Restoring ancestral knowledge
With the establishment of more diverse ways of farming, communities in Cocapata also came to revalue ancestral knowledge and management practices. Until about 5 or 10 years ago, peasants managed their fields using a strict rotation cycle. After one or two cycles of potato cultivation, the land was left to rest for a period of 10 to 15 years. However, due to pressure to fulfill market demand, farmers no longer abide by these principles. Potatoes are now cultivated for up to 3 consecutive years. This has created problems with disease, which remain dormant in the soil for many years. More intense potato cultivation is also depleting soil fertility and leading producers to use chemical fertilizers that further degrade and contaminate the soil.

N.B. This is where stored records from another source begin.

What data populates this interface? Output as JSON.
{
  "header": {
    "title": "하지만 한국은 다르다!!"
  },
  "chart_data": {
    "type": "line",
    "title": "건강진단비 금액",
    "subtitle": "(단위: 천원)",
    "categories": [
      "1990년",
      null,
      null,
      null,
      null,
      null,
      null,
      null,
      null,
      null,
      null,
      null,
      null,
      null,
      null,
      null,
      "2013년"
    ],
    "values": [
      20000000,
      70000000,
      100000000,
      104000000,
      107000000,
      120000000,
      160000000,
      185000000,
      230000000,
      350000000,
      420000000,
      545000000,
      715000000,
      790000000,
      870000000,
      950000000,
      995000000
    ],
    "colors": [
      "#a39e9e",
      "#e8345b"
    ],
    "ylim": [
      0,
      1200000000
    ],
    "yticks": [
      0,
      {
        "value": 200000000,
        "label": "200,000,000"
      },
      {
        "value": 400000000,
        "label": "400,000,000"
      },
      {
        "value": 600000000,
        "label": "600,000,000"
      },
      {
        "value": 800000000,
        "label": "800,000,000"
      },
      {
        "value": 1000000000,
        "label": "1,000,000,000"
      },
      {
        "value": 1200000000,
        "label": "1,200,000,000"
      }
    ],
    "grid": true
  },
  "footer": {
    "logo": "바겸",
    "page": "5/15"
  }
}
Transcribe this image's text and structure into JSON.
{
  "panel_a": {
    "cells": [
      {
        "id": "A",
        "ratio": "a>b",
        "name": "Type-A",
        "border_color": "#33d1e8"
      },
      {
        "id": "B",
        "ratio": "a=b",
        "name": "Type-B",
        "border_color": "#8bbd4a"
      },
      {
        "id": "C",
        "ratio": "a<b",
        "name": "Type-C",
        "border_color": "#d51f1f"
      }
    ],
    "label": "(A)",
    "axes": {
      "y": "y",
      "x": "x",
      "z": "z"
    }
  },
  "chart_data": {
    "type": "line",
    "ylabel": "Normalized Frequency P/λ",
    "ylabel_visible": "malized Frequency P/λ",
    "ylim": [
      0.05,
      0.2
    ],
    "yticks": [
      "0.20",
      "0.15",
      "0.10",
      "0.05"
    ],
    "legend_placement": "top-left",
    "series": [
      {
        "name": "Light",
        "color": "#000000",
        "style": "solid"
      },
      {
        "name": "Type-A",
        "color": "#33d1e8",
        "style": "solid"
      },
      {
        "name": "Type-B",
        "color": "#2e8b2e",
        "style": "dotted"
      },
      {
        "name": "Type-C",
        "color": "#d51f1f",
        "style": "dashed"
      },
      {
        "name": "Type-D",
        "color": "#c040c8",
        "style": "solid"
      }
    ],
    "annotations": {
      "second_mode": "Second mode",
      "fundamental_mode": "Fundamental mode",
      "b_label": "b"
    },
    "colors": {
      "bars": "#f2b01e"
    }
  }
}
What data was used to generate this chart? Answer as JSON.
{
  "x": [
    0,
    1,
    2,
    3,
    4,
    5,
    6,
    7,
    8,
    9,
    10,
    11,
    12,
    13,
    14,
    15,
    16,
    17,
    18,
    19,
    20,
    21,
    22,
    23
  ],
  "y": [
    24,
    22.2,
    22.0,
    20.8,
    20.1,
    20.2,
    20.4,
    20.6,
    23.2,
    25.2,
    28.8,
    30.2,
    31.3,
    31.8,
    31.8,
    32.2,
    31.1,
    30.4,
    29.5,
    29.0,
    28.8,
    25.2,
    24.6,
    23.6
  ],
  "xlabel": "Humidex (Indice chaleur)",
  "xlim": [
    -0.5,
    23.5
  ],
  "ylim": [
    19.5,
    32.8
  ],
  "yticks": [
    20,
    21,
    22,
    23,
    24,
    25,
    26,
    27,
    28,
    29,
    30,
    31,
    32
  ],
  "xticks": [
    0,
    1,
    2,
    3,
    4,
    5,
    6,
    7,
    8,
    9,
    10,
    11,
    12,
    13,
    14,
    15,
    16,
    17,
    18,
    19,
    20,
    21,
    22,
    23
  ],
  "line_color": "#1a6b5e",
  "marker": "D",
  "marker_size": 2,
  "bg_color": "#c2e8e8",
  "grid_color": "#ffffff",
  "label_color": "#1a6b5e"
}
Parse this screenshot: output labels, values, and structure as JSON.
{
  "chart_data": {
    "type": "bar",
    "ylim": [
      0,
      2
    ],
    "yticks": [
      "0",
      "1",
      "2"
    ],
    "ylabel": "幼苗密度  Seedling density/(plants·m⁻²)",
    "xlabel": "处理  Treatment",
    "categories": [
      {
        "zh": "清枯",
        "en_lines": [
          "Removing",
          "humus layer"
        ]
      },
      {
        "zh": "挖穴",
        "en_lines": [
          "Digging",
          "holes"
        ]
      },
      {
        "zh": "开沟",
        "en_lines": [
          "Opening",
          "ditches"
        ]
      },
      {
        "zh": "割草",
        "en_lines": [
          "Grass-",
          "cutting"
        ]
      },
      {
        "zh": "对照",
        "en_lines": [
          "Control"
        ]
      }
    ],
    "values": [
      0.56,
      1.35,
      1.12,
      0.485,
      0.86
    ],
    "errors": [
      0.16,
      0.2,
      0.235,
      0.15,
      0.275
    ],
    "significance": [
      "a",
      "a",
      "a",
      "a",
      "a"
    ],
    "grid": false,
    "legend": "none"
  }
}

To reduce the pressure on the land, farmers are introducing varieties or species that are better adapted to the current climate. These are intercropped, planted in different periods of the season or cultivated at different altitudes. Legumes such as tarwi, which fix nutrients in the soil, are also incorporated in the rotation cycles. These new practices are supported by ancestral knowledge. By observing certain indicators, such as the flowering of cactus, the howling of foxes, the coloration of particular algae, the patterning of clouds and the humidity under stones, climatic predictions are made to decide the timing and location of specific crop plantings. Farmers constantly observe and adapt these indicators in response to the impacts of climate change. Thus, by recovering ancestral knowledge and combining it with new agroecological practices, rural communities are able to deal with the challenges of globalisation and climate change, while nourishing themselves and urban populations.